Ни Ловуса, ни Аспурка больше не существовало. Оба стража-красавца исчезли. На льду лежало нечто нечеткое, распадавшееся чешуйками и похожее не столько даже на прах, сколько на сухие осенние листья. Рядом, пытаясь отползти и зарыться, корчились два дарха. Дарх Ловуса зацепился цепью за его валявшийся шлем, поэтому Варсус вначале занялся дархом Аспурка.

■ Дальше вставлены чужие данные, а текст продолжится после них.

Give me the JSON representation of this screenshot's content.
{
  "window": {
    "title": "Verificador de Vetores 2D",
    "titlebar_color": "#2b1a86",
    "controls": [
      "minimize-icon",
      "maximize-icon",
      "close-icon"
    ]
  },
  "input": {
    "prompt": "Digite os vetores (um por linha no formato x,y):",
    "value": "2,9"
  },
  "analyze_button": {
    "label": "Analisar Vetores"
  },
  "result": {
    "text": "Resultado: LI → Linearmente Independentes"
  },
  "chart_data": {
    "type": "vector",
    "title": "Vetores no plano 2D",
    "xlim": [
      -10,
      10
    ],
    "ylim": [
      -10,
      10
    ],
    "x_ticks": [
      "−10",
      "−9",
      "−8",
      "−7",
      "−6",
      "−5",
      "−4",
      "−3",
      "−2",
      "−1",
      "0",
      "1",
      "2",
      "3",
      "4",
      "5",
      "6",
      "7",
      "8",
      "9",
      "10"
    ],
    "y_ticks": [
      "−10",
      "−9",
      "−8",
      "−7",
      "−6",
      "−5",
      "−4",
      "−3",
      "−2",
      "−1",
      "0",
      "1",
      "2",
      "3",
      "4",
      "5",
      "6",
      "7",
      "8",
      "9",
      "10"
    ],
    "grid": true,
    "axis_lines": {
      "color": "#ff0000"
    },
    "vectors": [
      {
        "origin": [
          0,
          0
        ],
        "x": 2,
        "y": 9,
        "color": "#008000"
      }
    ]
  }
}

Хромая, он приблизился, ловко подцепил его рапирой за цепочку, а после, чуть подбросив, подсек ему горловину особым крючком на кинжале. Ссыпал эйдосы себе на ладонь и стал любоваться их освобожденным сиянием. Мефодий ожидал, что он вернет их свету, и вздрогнул, когда пастушок воровато извлек из-под свитера дарх и, смущенно открыв крышечку, стал поспешно ссыпать в него эйдосы. По лицу Варсуса прокатывались волны удовольствия, заметные как он ни пытался их скрыть.
В первую секунду, когда пастушок достал дарх, Мефодий невольно вскинул руку со спатой, но опомнившись, опустил оружие:
— Откуда у тебя это? Ты что, из них?
Во взгляде Варсуса плеснула досада. Он понял, что Меф не знал о дархе, а знала одна Дафна.
— Нет, — ответил он быстро. — Помнишь, я убил охотника за глазами? Мне захотелось понять, что ощущают стражи мрака, и я надел его дарх себе на шею.
— И не смог снять? — предположил Меф, наблюдая, как дарх Варсуса корчится и раздувается, пожи¬рая эйдосы.
— Да, не смог. Но я сниму! Когда-нибудь!
— А эйдосы?
— Их я беру временно! Пока не разобью дарх! А я его разобью! - Не думай: я его ненавижу! Он очень…
В этот момент сытый дарх послал Варсусу новую волну наслаждения, которую тот не сумел скрыть.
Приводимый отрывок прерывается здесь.